Official implementation of the paper Generalizing teacher networks for effective knowledge distillation across student architectures (BMVC'24)
Authors: Kuluhan Binici, Weiming Wu, Tulika Mitra
[Paper]
Run the Makefile to generate the config.py
file:
make config
Edit config.py
to set the correct paths for your data and model folders:
DATA_ROOT = # PATH/TO/DATA/FOLDER
MODEL_ROOT = # PATH/TO/MODELS/FOLDER
You can download pre-trained teacher model checkpoints from this Google Drive link.

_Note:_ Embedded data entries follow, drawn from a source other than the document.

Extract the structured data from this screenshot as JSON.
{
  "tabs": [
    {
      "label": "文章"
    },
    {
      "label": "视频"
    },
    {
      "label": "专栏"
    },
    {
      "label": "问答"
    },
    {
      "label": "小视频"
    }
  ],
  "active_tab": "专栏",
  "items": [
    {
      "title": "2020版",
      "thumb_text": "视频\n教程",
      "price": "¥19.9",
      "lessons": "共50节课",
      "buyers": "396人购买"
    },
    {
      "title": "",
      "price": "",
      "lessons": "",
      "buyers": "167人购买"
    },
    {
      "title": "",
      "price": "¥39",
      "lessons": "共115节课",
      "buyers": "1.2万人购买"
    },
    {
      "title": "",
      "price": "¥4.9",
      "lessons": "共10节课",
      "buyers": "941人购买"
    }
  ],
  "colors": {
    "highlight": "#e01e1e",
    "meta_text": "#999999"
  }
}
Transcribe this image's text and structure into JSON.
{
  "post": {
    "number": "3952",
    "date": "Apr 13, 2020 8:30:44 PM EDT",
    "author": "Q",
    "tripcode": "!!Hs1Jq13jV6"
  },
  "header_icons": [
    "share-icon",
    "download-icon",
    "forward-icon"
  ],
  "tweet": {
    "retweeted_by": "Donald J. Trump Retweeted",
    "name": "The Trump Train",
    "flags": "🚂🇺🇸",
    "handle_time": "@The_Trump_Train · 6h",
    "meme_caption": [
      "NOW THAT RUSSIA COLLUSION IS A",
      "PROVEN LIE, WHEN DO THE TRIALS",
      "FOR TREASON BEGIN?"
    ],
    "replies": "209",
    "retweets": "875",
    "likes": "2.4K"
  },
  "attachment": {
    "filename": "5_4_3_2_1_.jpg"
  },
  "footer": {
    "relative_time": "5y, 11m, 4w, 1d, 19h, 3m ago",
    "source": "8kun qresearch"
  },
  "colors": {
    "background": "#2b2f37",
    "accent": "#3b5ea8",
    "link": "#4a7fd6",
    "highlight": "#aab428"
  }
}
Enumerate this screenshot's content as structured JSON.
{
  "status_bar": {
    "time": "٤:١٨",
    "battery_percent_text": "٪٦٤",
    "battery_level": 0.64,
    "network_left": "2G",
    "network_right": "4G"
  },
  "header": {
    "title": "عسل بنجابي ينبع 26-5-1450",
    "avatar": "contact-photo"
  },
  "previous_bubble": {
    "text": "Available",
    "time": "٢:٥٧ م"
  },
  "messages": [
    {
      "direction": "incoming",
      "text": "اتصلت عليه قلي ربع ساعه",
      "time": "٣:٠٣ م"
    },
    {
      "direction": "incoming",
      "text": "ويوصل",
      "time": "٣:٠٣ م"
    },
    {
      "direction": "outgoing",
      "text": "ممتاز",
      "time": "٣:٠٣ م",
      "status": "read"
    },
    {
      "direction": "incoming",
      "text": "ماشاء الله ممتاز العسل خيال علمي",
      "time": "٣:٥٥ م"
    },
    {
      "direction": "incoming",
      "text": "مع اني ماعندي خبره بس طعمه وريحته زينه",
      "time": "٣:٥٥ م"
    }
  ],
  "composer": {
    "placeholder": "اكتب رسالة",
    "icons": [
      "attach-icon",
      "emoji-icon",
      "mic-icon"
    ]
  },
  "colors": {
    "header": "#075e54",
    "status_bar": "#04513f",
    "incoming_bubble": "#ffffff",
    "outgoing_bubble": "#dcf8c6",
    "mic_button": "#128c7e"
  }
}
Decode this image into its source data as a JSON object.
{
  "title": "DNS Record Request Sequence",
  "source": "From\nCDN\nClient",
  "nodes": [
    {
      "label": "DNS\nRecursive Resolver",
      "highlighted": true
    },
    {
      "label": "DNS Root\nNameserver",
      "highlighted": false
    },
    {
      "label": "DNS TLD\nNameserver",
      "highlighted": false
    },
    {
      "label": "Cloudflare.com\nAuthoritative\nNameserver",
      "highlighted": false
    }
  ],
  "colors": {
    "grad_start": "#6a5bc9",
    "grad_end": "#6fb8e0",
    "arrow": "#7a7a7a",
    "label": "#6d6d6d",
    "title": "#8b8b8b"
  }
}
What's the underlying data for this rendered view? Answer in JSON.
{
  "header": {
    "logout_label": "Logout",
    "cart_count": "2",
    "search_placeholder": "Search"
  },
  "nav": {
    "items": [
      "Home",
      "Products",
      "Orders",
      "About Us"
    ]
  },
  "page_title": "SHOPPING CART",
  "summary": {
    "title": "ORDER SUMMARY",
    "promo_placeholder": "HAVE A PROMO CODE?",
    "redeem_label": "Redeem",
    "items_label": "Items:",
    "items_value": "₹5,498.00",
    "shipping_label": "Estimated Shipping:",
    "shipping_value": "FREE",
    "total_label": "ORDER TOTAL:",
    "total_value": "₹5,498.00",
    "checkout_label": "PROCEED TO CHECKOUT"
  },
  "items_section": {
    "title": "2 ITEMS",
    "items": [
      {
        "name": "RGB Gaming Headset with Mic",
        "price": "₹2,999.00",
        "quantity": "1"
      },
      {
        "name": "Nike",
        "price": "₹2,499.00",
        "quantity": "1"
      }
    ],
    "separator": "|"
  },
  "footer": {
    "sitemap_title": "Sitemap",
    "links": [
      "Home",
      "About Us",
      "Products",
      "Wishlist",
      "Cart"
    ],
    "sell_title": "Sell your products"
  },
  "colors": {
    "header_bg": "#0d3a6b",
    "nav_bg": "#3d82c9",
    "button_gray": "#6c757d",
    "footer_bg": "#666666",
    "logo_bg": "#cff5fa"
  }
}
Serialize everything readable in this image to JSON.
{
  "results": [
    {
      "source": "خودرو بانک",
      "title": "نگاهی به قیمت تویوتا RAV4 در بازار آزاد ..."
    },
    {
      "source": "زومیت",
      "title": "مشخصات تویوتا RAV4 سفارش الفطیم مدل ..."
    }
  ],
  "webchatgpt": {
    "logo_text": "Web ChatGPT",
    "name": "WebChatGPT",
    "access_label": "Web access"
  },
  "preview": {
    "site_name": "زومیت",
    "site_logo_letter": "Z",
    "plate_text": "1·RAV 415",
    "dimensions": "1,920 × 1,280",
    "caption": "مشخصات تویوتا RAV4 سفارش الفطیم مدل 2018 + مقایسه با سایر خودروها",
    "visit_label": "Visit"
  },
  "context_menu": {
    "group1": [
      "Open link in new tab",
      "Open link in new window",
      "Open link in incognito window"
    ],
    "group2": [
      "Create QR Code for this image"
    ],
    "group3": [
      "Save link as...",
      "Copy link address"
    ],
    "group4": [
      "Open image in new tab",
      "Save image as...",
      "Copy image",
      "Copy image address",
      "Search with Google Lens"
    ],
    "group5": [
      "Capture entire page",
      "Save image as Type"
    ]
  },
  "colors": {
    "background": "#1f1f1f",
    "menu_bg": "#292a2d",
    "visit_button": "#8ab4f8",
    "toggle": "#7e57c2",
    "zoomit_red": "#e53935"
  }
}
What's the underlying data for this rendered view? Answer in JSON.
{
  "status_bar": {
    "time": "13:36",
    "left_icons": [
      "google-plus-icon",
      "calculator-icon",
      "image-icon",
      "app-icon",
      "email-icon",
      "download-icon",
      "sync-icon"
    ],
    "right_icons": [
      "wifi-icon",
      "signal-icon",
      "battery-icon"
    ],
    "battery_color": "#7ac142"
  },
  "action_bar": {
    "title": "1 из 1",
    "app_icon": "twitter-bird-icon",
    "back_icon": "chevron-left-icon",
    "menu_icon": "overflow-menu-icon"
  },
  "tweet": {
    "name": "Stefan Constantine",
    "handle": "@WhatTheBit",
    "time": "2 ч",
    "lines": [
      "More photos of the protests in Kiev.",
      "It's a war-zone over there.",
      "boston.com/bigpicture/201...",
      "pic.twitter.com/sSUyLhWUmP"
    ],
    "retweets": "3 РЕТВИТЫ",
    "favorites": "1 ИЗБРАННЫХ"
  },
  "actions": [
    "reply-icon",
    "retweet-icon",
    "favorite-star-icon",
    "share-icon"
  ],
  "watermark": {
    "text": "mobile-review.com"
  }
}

To train any network on any dataset, use the following command:
python train-model-no-KD.py --model $NETWORK_NAME --dataset $DATASET_NAME
Alternatively, you can use the provided bash script:
bash scripts/no-KD.sh
Trained models will be saved in the checkpoints/
directory.
KD-aware teacher training can be done by running the KD-aware-teacher-training.py
script.
Use the --student supernet
argument:
python KD-aware-teacher-training.py --student supernet
Or simply use the pre-made bash script:
bash scripts/gtn.sh
Use the --student isolated_normal
argument:
python KD-aware-teacher-training.py --student isolated_normal
Or run the provided bash script:
bash scripts/sftn-teacher.sh
The resulting teacher model checkpoints will be saved in the checkpoints/
directory.
To distill student models using pre-trained teacher models, run the distill-student.py
script with the --kdtrain $KD_METHOD
argument, where $KD_METHOD
is the name of the distillation method. Options include:
DKD
SFTN
SCKD
vanilla
Example:
python distill-student.py --kdtrain DKD
Alternatively, you can use the provided bash scripts located in the scripts/
directory:
scripts/DKD.sh
scripts/SFTN-kd.sh
scripts/SCKD.sh
scripts/vanilla-kd.sh
The resulting student model checkpoints will be saved in the checkpoints/
directory.